To distract from the tedium, you design a “Knight of Cups” Bingo card consisting of the following squares:
- Christian Bale + [interchangeable character] frolicking on the beach
- Highway montage
- Underwater camerawork
- Christian Bale sleeping
- Woo! girls
- Voiceovers in dramatic whispers
When you realize the characters are never going to actually converse with one another, you start trying to parse the impossibly obtuse voiceovers. Your mind jolts back to the beginning of the film, with John Gielgud intoning a passage from John Bunyan’s seminal Christian allegory, “The Pilgrim’s Progress.” But before you can recall a hazy lesson from your twelfth grade European History class, the fable shifts. Over a montage of Christian Bale’s character livin’ it up in Tinseltown, the voice of Brian Dennehy (who plays his father) laments the loss of the prodigal son, a prince in search of a pearl who diverted from his path and fell into a deep sleep.

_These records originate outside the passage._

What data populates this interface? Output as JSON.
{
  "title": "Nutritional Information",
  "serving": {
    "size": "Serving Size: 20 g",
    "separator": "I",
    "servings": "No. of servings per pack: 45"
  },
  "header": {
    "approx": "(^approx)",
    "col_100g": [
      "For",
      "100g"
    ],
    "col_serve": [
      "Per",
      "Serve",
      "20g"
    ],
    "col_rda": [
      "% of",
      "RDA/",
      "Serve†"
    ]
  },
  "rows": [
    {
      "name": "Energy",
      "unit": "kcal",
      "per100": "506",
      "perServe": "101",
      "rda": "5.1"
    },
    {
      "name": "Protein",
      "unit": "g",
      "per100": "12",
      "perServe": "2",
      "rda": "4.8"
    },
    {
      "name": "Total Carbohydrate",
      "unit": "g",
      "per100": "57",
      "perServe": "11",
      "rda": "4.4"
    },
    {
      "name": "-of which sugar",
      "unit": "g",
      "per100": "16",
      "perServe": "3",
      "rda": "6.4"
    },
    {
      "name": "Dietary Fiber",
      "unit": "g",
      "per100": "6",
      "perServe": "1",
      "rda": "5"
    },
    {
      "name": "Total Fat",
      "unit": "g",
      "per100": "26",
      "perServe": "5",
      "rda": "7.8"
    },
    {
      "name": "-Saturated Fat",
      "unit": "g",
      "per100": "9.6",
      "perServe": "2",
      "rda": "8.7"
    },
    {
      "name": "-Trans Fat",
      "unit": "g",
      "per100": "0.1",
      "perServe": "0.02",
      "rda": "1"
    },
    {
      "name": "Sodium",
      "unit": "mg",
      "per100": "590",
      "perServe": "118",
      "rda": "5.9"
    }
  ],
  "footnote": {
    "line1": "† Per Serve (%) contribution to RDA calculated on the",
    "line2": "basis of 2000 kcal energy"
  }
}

At that point, you should have left. Or fallen into a deep sleep yourself.
The entire film is a nihilistic non sequitur: images out of context and muddled voiceovers (sample: “Don’t go back to being dead” and “You have love in you, I know it”— the latter from Natalie Portman, dredging up memories of her cringe-worthy turn as Padmé Amidala in Star Wars) as well as characters so thinly realized it makes you want to weep for the fate of humanity— and not in a cathartic way. Christian Bale’s character, the supposed “everyman,” wanders around in a daze, goo-like and catatonic, an empty shell of a person, and you realize you’ve been calling him “Christian Bale” because his character— Rick, was it?— feels like a papery husk, floating away at the merest mention. The irony of “Knight of Cups” is that it is a film about a screenwriter that was ostensibly put forth by Malick without a screenplay of its own; actors on camera were encouraged to extemporize as the spirit moved them. The result is painfully awkward, demonstrating a film deeply at odds with itself; it is supposed to be freeing, but instead feels suffocating.
At some point, Christian Bale ends up at a strip club, ogling Teresa Palmer, who is described in the official plot synopsis as “a spirited, playful stripper.” Look how spirited and playful she is! See Teresa. Strip, Teresa, strip. When he asks her name (do men really do that? you wonder), she grins flirtatiously and tells him she can be whomever he wants her to be. “You can be whoever you want to be,” she burbles. Which is the much more heartfelt, hopeful and complex message of “Zootopia,” you realize.
Wes Bentley is Christian Bale’s brother and is overly cheerful and therefore inwardly sad and tragic and has a loft with a cracked mirror and a skateboard.
In the theater, someone’s cell phone rings, and you’re shockingly, sickeningly grateful for the distraction, for the reminder that a world exists outside this Malick monstrosity, a Los Angeles that is not all billboards and bimbos, where the sun shines unmockingly and people smile sincerely.
“Knight of Cups” leaves you feeling unbearably bleak and existentially depressed. You wonder if masochists would gain something from this movie, but you are still so enraged over the insipid thoughtlessness of the film and its specific treatment of women to care.
You really should have seen “Zootopia.”